The Contrast was a hit in it's time and is still a solid comedy in this one. The first appearance of the Stage Yankee stock character in American theater, the play takes the classic form of the European Comedy of Manners and frames it in a newly-American point of view. It was a play that made me realize: I had never seen an American play from 1787! I didn't know what American theater was about in the decades after the revolution, let alone what they were joking about. Unsurprisingly, they were making fun of Europeans, but my favorite part was seeing how they made fun of the Americans- passionate, spirited, perhaps a little dumb, obscenely forward-thinking, and always going on about the "spirit of the ideals of this fair nation" or what have you. (Shoutout, again, to Zachary Valdez, and to an incredible clown Kevin McCann.)

With these jokes about American idealism so firmly on display, I found myself thinking about Morton from Inheritors once again. What once seemed like an overly-flowery, blindingly optimistic man who fought through the War of Independence and was The Founding Pioneer of his town suddenly felt like a character grounded in realism, the man behind the joke of what was being satirized in The Contrast. Madeline's insistence on being faithful to her grandfather's ideals as an act of patriotism in the face of a free-speech crackdown was supported by historical precedence, a tradition she could see clearer than I could and wanted to carry on.

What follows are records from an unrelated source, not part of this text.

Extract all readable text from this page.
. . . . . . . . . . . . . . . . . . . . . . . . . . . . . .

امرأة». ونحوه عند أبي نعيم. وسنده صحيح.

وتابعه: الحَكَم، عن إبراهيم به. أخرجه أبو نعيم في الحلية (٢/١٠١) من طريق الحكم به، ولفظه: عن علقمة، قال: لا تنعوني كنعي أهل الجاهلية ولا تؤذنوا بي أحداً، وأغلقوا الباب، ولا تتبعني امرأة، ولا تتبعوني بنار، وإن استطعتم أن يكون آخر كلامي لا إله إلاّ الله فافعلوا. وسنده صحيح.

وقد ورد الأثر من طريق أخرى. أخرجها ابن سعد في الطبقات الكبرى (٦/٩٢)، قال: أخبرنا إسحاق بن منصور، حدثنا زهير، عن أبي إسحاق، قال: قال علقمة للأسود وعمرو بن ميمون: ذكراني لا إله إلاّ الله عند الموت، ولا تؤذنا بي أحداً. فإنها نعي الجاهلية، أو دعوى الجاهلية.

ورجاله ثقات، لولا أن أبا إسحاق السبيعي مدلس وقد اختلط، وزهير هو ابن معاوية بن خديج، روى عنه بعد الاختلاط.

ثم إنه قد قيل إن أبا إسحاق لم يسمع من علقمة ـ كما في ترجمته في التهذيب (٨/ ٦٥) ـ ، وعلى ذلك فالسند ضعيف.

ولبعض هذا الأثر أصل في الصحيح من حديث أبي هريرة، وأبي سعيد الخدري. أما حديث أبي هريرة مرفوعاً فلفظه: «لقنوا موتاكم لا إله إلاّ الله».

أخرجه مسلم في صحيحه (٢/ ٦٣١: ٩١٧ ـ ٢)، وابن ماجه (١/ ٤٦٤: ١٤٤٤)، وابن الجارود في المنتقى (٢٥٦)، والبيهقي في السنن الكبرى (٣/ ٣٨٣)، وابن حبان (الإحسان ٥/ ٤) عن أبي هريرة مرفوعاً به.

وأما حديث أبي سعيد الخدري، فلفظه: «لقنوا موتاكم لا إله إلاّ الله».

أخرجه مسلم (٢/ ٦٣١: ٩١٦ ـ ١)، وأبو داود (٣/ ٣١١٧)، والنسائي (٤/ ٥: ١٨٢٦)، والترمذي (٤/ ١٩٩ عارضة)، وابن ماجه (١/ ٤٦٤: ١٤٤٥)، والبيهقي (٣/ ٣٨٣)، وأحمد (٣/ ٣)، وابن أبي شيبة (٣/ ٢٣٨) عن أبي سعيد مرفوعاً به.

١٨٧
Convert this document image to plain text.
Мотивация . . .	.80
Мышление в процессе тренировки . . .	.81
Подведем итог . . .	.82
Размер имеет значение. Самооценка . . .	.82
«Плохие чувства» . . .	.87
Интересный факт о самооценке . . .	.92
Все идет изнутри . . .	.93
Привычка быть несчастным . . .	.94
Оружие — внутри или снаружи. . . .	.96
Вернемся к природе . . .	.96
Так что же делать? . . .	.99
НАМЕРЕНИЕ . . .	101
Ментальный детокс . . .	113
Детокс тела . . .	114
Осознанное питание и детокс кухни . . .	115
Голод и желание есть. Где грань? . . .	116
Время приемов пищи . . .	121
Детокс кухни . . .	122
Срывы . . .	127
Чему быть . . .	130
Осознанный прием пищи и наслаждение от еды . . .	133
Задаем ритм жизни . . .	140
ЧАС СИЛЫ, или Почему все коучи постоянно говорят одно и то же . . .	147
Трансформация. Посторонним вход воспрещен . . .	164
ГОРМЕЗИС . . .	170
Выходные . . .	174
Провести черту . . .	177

As someone who is cynical about American patriotism in general (can you tell?), it was eye-opening to see how these ideas evolved and held strong for people who believed in "radical" things like education access for all, prison abolition, and land back principles. These two plays were filling a blindspot I didn't even know I had, and it recontextualizes the American theater that I am familiar with, all of which was written after these two plays. Well done, Philadelphia Artists Collective! You made me think kindly about America, something I didn't think was going to happen this theatrical year.